The issue was raised with Getty last week, observing that UNICEF, an organization tasked by the United Nations to protect children, is unequivocal on whether this is acceptable. There is no journalistic justification for identifying a sexually exploited child. Names should be changed or omitted, faces should be obscured.
It’s also worth noting that U.K. law makes it clear that victims of sexual abuse or exploitation — adults and children alike — must be given anonymity for life from the moment that an allegation is made. How photographic agencies around the world have been able to ignore this as a guiding principle for so long is an appalling indictment of their ethics.
In the world of photojournalism, photographs of suffering, vulnerable, and exploited children from developing countries are almost a currency of their own. The intentions of the photojournalist — usually from the West — are typically noble, seeking to shine a light on people’s misfortune.
In the image above, the caption names the child, describes her as a “low-paid prostitute,” and gives the part of the city where she works. “An inordinate desire for physical pleasure led her to choose this trade,” it continues, “through which she can satisfy her insatiable craving for wild sex.” The child is 14 years old.
In describing its corporate values, Getty says: “We strive to treat all people, with respect.” The image has since been removed.
Critics frequently draw a comparison between the treatment of children in developed countries with that of the rest of the world. A child being sexually abused and exploited in the U.S. would never have their face, identity, and location shared and sold on the internet by a huge corporation, so why are children from Asia, Africa, and South America frequently treated differently?

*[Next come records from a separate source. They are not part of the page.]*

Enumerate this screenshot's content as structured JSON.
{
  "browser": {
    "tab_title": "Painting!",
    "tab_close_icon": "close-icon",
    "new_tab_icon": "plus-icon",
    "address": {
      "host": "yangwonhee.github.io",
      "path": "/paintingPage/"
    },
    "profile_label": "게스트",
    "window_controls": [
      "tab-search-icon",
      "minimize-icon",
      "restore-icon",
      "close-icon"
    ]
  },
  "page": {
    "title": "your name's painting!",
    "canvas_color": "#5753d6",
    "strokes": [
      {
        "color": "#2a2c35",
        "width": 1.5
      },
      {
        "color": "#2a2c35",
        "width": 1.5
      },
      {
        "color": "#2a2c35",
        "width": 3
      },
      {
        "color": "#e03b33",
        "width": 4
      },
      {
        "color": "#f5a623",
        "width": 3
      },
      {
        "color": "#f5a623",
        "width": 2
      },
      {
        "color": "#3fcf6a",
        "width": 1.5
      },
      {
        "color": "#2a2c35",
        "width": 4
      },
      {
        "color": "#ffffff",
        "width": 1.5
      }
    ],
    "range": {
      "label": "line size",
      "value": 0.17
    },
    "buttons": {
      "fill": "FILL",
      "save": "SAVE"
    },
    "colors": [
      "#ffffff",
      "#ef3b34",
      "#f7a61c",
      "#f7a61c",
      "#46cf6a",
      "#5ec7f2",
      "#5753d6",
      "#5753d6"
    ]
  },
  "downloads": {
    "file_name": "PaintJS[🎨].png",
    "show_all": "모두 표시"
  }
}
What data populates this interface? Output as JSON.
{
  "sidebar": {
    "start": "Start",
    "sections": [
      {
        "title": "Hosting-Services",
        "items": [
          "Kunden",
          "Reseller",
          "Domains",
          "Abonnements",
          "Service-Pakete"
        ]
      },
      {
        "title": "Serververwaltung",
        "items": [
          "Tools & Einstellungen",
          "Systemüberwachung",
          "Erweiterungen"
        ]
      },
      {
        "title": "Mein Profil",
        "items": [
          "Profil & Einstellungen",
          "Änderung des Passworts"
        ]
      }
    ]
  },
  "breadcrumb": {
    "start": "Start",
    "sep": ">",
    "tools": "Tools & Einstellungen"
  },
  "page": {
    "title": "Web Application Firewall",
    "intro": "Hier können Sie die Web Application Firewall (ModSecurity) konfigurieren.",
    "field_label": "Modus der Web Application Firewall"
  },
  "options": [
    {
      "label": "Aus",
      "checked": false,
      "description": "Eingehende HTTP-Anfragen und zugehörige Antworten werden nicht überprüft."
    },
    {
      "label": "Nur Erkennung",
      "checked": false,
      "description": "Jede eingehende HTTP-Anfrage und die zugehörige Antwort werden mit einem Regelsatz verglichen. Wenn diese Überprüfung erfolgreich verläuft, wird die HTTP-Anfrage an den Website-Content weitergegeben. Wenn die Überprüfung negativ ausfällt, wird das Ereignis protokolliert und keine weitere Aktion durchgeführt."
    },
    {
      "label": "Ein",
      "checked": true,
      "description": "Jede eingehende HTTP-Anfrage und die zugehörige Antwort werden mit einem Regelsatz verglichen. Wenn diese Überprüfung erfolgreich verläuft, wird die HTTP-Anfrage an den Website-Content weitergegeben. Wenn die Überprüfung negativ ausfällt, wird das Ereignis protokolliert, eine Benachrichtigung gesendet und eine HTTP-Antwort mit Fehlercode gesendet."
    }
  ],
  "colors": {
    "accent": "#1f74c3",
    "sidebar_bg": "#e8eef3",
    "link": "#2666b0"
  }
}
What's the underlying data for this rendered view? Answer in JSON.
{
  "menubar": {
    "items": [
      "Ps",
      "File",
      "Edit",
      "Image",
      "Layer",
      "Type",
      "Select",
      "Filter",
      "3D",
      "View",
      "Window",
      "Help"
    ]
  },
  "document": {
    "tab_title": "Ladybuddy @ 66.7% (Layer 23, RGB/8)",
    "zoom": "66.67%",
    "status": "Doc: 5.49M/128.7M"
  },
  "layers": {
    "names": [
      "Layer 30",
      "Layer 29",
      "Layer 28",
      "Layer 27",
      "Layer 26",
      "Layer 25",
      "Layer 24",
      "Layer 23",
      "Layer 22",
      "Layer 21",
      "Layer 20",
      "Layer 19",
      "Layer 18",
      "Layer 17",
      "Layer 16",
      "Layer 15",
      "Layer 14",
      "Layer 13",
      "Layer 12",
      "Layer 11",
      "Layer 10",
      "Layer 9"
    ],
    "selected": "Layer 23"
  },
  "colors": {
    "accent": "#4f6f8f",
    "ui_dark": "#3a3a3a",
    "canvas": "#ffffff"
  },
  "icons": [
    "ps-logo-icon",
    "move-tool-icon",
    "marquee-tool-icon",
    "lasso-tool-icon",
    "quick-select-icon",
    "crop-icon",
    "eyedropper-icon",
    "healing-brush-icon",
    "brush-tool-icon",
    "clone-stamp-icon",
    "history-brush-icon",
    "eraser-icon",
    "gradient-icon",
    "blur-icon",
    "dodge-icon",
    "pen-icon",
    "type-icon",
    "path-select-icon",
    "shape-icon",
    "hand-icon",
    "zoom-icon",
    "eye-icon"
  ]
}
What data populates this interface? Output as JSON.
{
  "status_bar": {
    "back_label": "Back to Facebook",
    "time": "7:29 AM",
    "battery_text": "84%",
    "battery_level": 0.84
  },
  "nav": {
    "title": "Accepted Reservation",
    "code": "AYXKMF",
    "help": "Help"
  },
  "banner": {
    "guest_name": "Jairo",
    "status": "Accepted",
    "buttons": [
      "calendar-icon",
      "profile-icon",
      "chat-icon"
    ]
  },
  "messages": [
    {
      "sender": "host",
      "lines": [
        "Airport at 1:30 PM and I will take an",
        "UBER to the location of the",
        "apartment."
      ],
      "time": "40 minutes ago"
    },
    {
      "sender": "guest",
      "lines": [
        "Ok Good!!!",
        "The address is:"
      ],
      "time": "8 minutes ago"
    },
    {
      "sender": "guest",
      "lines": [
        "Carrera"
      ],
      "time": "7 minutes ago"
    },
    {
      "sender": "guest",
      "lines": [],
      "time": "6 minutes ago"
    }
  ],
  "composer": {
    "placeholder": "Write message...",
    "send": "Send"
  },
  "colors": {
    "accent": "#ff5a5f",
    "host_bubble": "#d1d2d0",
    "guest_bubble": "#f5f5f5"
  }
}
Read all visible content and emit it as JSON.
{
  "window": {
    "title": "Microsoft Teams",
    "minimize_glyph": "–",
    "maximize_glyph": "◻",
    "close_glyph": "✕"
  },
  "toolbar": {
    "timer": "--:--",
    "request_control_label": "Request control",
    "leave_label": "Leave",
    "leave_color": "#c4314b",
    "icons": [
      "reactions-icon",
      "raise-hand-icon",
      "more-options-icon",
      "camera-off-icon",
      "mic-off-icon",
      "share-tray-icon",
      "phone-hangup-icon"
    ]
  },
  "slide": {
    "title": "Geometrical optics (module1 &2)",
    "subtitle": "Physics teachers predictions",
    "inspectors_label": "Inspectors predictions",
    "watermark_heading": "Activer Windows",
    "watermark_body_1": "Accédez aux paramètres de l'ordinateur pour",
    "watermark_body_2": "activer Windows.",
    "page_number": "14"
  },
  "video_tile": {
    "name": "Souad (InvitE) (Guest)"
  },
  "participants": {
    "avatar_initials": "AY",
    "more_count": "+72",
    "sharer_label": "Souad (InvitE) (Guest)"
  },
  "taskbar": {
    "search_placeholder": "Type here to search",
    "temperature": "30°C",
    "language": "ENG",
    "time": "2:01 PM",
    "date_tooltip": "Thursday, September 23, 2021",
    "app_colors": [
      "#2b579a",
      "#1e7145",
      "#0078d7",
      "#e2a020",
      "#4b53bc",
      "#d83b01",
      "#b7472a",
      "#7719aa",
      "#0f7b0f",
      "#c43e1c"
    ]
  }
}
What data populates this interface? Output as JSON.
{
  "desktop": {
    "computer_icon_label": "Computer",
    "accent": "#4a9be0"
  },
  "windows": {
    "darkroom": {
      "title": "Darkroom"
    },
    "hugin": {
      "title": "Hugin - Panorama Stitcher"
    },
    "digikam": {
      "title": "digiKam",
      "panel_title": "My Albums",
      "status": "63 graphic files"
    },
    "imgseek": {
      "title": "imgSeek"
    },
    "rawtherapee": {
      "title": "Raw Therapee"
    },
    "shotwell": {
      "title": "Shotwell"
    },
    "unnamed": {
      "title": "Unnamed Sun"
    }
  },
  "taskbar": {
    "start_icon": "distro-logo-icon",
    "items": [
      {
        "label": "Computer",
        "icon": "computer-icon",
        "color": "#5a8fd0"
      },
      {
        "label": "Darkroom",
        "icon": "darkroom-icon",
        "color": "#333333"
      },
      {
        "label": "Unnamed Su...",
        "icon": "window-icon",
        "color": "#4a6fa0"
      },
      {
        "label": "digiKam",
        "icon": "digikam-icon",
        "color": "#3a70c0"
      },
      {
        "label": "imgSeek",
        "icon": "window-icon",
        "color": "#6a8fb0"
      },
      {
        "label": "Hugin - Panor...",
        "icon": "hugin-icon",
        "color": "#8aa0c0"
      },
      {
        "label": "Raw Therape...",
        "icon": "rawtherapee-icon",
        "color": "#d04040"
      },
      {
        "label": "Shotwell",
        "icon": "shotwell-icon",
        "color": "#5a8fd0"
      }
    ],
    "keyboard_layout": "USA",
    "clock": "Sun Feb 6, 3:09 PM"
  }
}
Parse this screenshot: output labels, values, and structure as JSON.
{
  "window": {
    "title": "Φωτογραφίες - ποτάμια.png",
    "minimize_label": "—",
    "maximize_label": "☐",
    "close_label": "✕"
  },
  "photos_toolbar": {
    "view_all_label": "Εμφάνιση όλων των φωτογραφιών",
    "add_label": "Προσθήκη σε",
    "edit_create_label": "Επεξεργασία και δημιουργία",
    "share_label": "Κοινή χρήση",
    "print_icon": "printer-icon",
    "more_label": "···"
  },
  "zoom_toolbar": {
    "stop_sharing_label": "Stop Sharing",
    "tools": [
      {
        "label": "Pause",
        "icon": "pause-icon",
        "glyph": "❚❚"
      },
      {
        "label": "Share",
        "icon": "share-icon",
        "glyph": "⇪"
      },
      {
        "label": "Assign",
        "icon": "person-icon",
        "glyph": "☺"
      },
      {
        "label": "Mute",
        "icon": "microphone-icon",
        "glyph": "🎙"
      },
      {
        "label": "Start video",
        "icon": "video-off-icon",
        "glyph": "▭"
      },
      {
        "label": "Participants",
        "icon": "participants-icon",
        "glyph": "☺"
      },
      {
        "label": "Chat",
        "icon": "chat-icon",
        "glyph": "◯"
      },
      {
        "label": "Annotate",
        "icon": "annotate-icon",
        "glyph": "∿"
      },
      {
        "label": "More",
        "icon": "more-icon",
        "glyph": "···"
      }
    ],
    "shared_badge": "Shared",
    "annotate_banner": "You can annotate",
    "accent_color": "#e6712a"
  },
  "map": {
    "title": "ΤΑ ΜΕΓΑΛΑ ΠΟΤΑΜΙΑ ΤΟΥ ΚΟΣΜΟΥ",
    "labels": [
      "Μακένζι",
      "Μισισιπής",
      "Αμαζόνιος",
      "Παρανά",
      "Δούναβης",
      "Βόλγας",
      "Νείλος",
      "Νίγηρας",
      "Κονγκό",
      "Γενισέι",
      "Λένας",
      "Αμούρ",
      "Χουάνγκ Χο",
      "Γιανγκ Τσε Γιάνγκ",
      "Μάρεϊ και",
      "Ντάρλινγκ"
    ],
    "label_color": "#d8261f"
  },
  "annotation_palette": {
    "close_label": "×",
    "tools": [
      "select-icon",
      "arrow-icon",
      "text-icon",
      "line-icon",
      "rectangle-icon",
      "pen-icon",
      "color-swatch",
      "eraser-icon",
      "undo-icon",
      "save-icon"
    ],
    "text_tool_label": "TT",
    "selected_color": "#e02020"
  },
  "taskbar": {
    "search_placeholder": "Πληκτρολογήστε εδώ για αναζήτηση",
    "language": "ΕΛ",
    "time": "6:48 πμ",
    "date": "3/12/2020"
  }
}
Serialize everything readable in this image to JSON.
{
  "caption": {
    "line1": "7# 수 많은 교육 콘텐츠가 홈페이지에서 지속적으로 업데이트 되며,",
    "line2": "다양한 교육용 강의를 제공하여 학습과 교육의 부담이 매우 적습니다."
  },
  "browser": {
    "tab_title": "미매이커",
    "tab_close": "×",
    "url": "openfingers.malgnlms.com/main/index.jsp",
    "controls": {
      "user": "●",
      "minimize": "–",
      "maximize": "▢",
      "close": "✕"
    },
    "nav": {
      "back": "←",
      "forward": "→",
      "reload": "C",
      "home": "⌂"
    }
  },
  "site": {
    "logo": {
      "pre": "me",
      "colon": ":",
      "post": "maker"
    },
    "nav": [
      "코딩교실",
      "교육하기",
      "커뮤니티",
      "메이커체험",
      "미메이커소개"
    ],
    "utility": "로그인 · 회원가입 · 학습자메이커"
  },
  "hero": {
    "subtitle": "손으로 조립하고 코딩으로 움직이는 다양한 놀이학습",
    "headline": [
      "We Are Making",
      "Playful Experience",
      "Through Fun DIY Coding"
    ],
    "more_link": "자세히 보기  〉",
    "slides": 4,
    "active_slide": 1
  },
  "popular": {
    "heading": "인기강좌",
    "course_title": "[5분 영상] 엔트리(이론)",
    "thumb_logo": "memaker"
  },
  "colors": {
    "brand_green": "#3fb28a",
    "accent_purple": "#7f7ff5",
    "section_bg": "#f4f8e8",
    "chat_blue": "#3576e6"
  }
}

Robert Godden, director of human rights advocacy group Rights Exposure and former advisor to Amnesty International, argues that the justifications offered by photojournalists are sometimes misguided. While photography can be a tool for change, its impact can be exaggerated. Godden told me: “The truth is often that the issues are well known in the country where they are happening and that ‘exposure’ is not always the most effective intervention. When photographers and agencies justify an image through a generic claim of advocacy potential, we really need to interrogate that claim. This way, we stop it being used as a justification, and it allows us to understand when and where photography has most utility.” Selling an identifiable image of a child that has been subjected to sexual exploitation or abuse through a stock library strikes me as hard to justify.
“We know that what we do matters in the world,” says an archived version of the Getty website, “and that our images are trusted only so long as we hold ourselves to high ethical standards.” Anne Flanagan, Senior Director and Head of External Communications informed me of the following:
We reviewed our archive for compliance with our contemporary guidelines. As a result of this review, we removed a small number of images from the site and will be notifying impacted contributors and partners.
While it’s reassuring to see Getty taking action to address these images, it’s concerning that despite multiple requests, Flanagan was not able to provide me with the corporation’s policy on its licensing of images of children. “Be Trustworthy, Transparent and Open,” the archived version of the Getty website tells its staff. “Be authentic; insist on honesty and integrity. Raise the bar. Be bold; strive for excellence; don’t settle for less.”
Right now, the pages on Getty’s website detailing its values are broken: it’s a series of titles and no text. Hopefully, this is not a reflection of Getty’s recent decision to remove the images, as the photographic industry and the people it serves needs more than bold statements and nothing to go with them.